Written by Alexandru Polgár
We are pleased to present Romanian artist Marius Bercea's first solo exhibition in Japan, The Far Sound of Cities, at MAKI Gallery / Tennoz II, Tokyo.
The series of new paintings on view continues two decades of prolific exploration in imaginary landscapes of modernist inspiration, explored through layers of color, architecture and bodies. Intended to recuperate a meditation on past signs of new times, Bercea's paintings connect to a larger context. In a period in which time stands still from more than one point of view, his extremely dynamic works attest to the need of liquefying the well-known mantras of historical interpretation. As such, they allow for a unique perspective on the actual lived experiences of political regimes, with their projected artistic auras ordered to differentiate them from what was before.
The Far Sound of Cities drives this meditation to secluded spaces of isolation.
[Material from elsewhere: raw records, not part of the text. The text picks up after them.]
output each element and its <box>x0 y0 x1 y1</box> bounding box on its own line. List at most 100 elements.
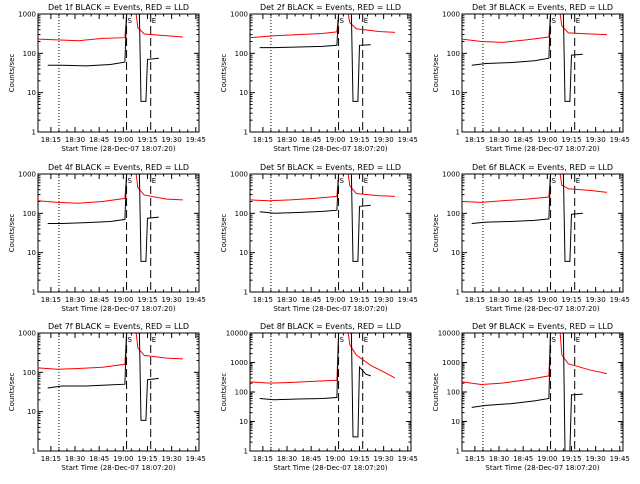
x-tick-label: 19:00 <box>537 455 557 463</box>
x-tick-label: 19:00 <box>325 136 345 144</box>
x-axis-label: Start Time (28-Dec-07 18:07:20) <box>273 145 387 153</box>
x-tick-label: 18:30 <box>65 136 85 144</box>
x-axis-label: Start Time (28-Dec-07 18:07:20) <box>485 464 599 472</box>
y-tick-label: 10 <box>239 418 248 426</box>
y-tick-label: 100 <box>23 50 36 58</box>
plot-frame <box>461 173 624 293</box>
x-tick-label: 18:45 <box>89 136 109 144</box>
series-events-line <box>471 332 583 452</box>
y-tick-label: 1 <box>32 448 36 456</box>
interval-marker-s: S <box>552 17 557 25</box>
panel-8: Det 8f BLACK = Events, RED = LLD 1 10 100 10… <box>220 322 418 472</box>
y-tick-label: 1000 <box>442 171 460 179</box>
y-tick-label: 10 <box>451 89 460 97</box>
series-events-line <box>259 13 371 102</box>
x-tick-label: 18:30 <box>489 455 509 463</box>
x-tick-label: 18:45 <box>513 455 533 463</box>
y-tick-label: 10 <box>451 249 460 257</box>
y-tick-label: 1 <box>456 448 460 456</box>
x-tick-label: 18:30 <box>65 455 85 463</box>
y-tick-label: 100 <box>235 210 248 218</box>
series-lld-line <box>37 13 183 42</box>
x-tick-label: 18:30 <box>489 136 509 144</box>
panel-title: Det 9f BLACK = Events, RED = LLD <box>472 322 613 331</box>
x-tick-label: 19:15 <box>561 136 581 144</box>
x-tick-label: 18:15 <box>465 136 485 144</box>
y-axis-label: Counts/sec <box>220 54 228 93</box>
x-tick-label: 18:45 <box>513 136 533 144</box>
x-tick-label: 19:45 <box>186 136 206 144</box>
panel-9: Det 9f BLACK = Events, RED = LLD 1 10 100 10… <box>432 322 630 472</box>
x-tick-label: 19:15 <box>349 136 369 144</box>
panel-title: Det 3f BLACK = Events, RED = LLD <box>472 3 613 12</box>
y-tick-label: 100 <box>235 50 248 58</box>
x-tick-label: 19:30 <box>586 136 606 144</box>
panel-title: Det 5f BLACK = Events, RED = LLD <box>260 163 401 172</box>
panel-6: Det 6f BLACK = Events, RED = LLD 1 10 100 10… <box>432 163 630 313</box>
plot-frame <box>37 173 200 293</box>
x-tick-label: 19:15 <box>349 296 369 304</box>
y-tick-label: 1000 <box>230 11 248 19</box>
y-axis-label: Counts/sec <box>432 214 440 253</box>
y-tick-label: 1000 <box>18 11 36 19</box>
x-tick-label: 19:15 <box>349 455 369 463</box>
x-tick-label: 19:15 <box>137 296 157 304</box>
x-tick-label: 18:15 <box>41 136 61 144</box>
panel-7: Det 7f BLACK = Events, RED = LLD 1 10 100 10… <box>8 322 206 472</box>
x-tick-label: 19:45 <box>610 455 630 463</box>
x-tick-label: 18:30 <box>489 296 509 304</box>
x-tick-label: 19:45 <box>186 296 206 304</box>
plot-frame <box>249 13 412 133</box>
x-tick-label: 18:45 <box>301 455 321 463</box>
x-tick-label: 19:45 <box>186 455 206 463</box>
x-tick-label: 19:30 <box>374 136 394 144</box>
panel-title: Det 8f BLACK = Events, RED = LLD <box>260 322 401 331</box>
panel-title: Det 4f BLACK = Events, RED = LLD <box>48 163 189 172</box>
x-axis-label: Start Time (28-Dec-07 18:07:20) <box>273 464 387 472</box>
x-tick-label: 19:00 <box>537 136 557 144</box>
series-events-line <box>471 13 583 102</box>
series-lld-line <box>249 332 396 384</box>
x-axis-label: Start Time (28-Dec-07 18:07:20) <box>485 305 599 313</box>
x-axis-label: Start Time (28-Dec-07 18:07:20) <box>273 305 387 313</box>
y-tick-label: 1000 <box>230 171 248 179</box>
x-tick-label: 18:30 <box>277 296 297 304</box>
y-axis-label: Counts/sec <box>8 214 16 253</box>
x-tick-label: 18:30 <box>65 296 85 304</box>
panel-title: Det 2f BLACK = Events, RED = LLD <box>260 3 401 12</box>
y-tick-label: 10 <box>239 89 248 97</box>
x-tick-label: 19:45 <box>398 296 418 304</box>
series-events-line <box>47 13 159 102</box>
y-tick-label: 1000 <box>230 359 248 367</box>
plot-frame <box>461 332 624 452</box>
y-tick-label: 100 <box>447 50 460 58</box>
y-tick-label: 100 <box>23 369 36 377</box>
interval-marker-e: E <box>576 17 580 25</box>
y-tick-label: 1 <box>32 129 36 137</box>
panel-3: Det 3f BLACK = Events, RED = LLD 1 10 100 10… <box>432 3 630 153</box>
y-tick-label: 1 <box>32 289 36 297</box>
y-axis-label: Counts/sec <box>220 214 228 253</box>
interval-marker-s: S <box>128 17 133 25</box>
panel-title: Det 7f BLACK = Events, RED = LLD <box>48 322 189 331</box>
x-tick-label: 18:45 <box>513 296 533 304</box>
x-tick-label: 19:15 <box>561 455 581 463</box>
x-axis-label: Start Time (28-Dec-07 18:07:20) <box>61 464 175 472</box>
x-tick-label: 19:30 <box>374 455 394 463</box>
y-tick-label: 100 <box>447 210 460 218</box>
plot-frame <box>37 332 200 452</box>
x-tick-label: 19:45 <box>398 455 418 463</box>
panel-title: Det 1f BLACK = Events, RED = LLD <box>48 3 189 12</box>
interval-marker-e: E <box>364 336 368 344</box>
y-tick-label: 1 <box>244 448 248 456</box>
x-tick-label: 19:45 <box>610 136 630 144</box>
interval-marker-e: E <box>576 177 580 185</box>
x-tick-label: 19:30 <box>586 296 606 304</box>
plot-frame <box>37 13 200 133</box>
interval-marker-s: S <box>340 336 345 344</box>
interval-marker-e: E <box>364 17 368 25</box>
x-tick-label: 19:15 <box>137 136 157 144</box>
x-tick-label: 19:00 <box>113 296 133 304</box>
x-axis-label: Start Time (28-Dec-07 18:07:20) <box>485 145 599 153</box>
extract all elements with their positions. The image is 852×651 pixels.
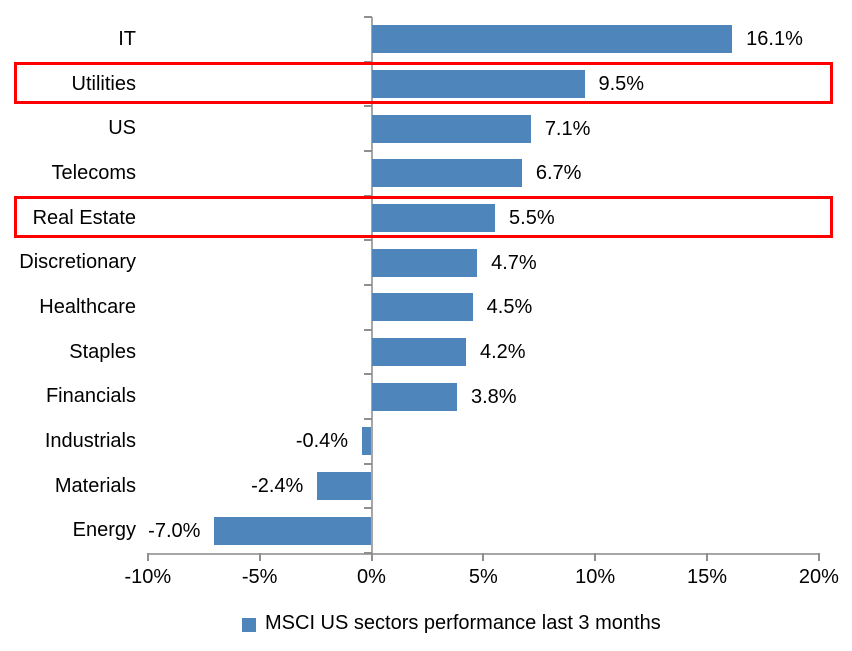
- bar-value-label: 16.1%: [746, 28, 803, 51]
- x-axis-tick-label: 0%: [357, 566, 386, 588]
- category-label: Energy: [72, 519, 136, 542]
- category-label: Utilities: [71, 72, 136, 95]
- y-axis-tick: [363, 418, 372, 420]
- x-axis-tick: [594, 553, 597, 561]
- bar-energy: [214, 516, 371, 545]
- x-axis-tick: [706, 553, 709, 561]
- x-axis-tick-label: 5%: [468, 566, 498, 588]
- category-label: Telecoms: [51, 162, 136, 184]
- category-label: Healthcare: [39, 296, 136, 318]
- x-axis-tick-label: -10%: [124, 566, 172, 588]
- legend-marker-swatch: [242, 617, 256, 632]
- bar-value-label: 3.8%: [471, 385, 517, 408]
- y-axis-line: [370, 17, 373, 561]
- bar-value-label: 4.7%: [491, 251, 537, 274]
- bar-value-label: 7.1%: [544, 117, 591, 140]
- bar-telecoms: [372, 159, 522, 188]
- y-axis-tick: [363, 284, 372, 286]
- category-label: Real Estate: [32, 206, 136, 229]
- x-axis-tick-label: 20%: [798, 566, 839, 588]
- legend-label: MSCI US sectors performance last 3 month…: [265, 612, 661, 634]
- y-axis-tick: [363, 328, 372, 331]
- x-axis-tick-label: -5%: [241, 566, 278, 588]
- bar-value-label: -7.0%: [148, 519, 201, 542]
- y-axis-tick: [363, 507, 372, 510]
- chart-legend: MSCI US sectors performance last 3 month…: [242, 612, 661, 635]
- bar-it: [372, 25, 733, 54]
- y-axis-tick: [363, 16, 372, 18]
- bar-value-label: 9.5%: [598, 73, 645, 95]
- category-label: Industrials: [44, 430, 136, 452]
- y-axis-tick: [363, 239, 372, 242]
- y-axis-tick: [363, 373, 372, 376]
- x-axis-tick: [817, 553, 820, 561]
- x-axis-tick: [258, 553, 261, 561]
- highlight-box-utilities: [14, 62, 833, 105]
- bar-value-label: -2.4%: [251, 475, 304, 497]
- bar-value-label: 4.2%: [479, 341, 526, 363]
- highlight-box-real-estate: [14, 196, 833, 239]
- category-label: IT: [118, 28, 136, 50]
- bar-value-label: 4.5%: [486, 296, 533, 319]
- bar-healthcare: [372, 293, 473, 322]
- bar-value-label: 6.7%: [535, 162, 582, 185]
- x-axis-tick: [482, 553, 485, 561]
- y-axis-tick: [363, 462, 372, 465]
- bar-value-label: 5.5%: [509, 207, 555, 229]
- x-axis-tick: [370, 553, 373, 561]
- x-axis-tick-label: 15%: [687, 566, 728, 588]
- category-label: Materials: [54, 474, 136, 497]
- bar-industrials: [362, 427, 371, 456]
- bar-value-label: -0.4%: [295, 430, 349, 453]
- category-label: US: [108, 117, 136, 140]
- bar-us: [372, 114, 531, 143]
- bar-discretionary: [372, 248, 478, 277]
- category-label: Financials: [45, 385, 136, 408]
- y-axis-tick: [363, 150, 372, 152]
- y-axis-tick: [363, 552, 372, 554]
- bar-staples: [372, 338, 466, 366]
- x-axis-tick: [146, 553, 149, 561]
- y-axis-tick: [363, 60, 372, 63]
- bar-utilities: [372, 70, 585, 98]
- bar-real-estate: [372, 204, 496, 232]
- x-axis-tick-label: 10%: [575, 566, 616, 588]
- category-label: Discretionary: [19, 251, 136, 274]
- bar-materials: [317, 472, 371, 500]
- y-axis-tick: [363, 105, 372, 108]
- bar-financials: [372, 382, 457, 411]
- y-axis-tick: [363, 194, 372, 197]
- category-label: Staples: [69, 340, 136, 363]
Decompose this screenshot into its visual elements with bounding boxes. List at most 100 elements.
Characters of youth are suspended in anticipation, spending their time together, talking, resting, enjoying a prolonged leisure that seems, however, to have become somewhat tiresome and heavy. The environment is obviously that of a home labyrinth of forms, vegetation, patterns, ever changing colors and everyday objects. People are lost in these luxuriant settings, rotating in carefully arranged groups and positions, changing their haute couture outfits influenced by both fashion design and cinematography. The spaces are transitory, as if the characters are readying for a celebration, one which never takes place as there is nowhere to go. This feverish tension lends a strange nostalgia upon their faces – a calm happiness of being immersed in sadness.
The atmosphere, precisely calculated and meticulously developed by Bercea's painterly eye, retains a somewhat didactic experience: the lesson of an always delayed freedom, as if flowers or plants – ever recurring motifs in his works – are forced, just as the youngsters portrayed, to stay in the bud. Paradoxically, this situation is counter-pointed by the changing seasons one can glimpse through the various windows, contributing to the permanent feeling of an unavoidable pressure that radiates from the paintings through the gazes in awe. Rich in literary and musical motifs, the exhibition title itself being borrowed from a poem by Rimbaud, the surgical construction of situations reaches its peak here in Bercea's oeuvre.
The longing in the eyes of the characters is, in fact, that of the painter himself. A nostalgia for something that will not happen, a beauty of life and youth condemned to be born in terminal times. No divine apocalypse, but a very profane ending to things as we knew them, where all we are left with is posing as our own disappeared future.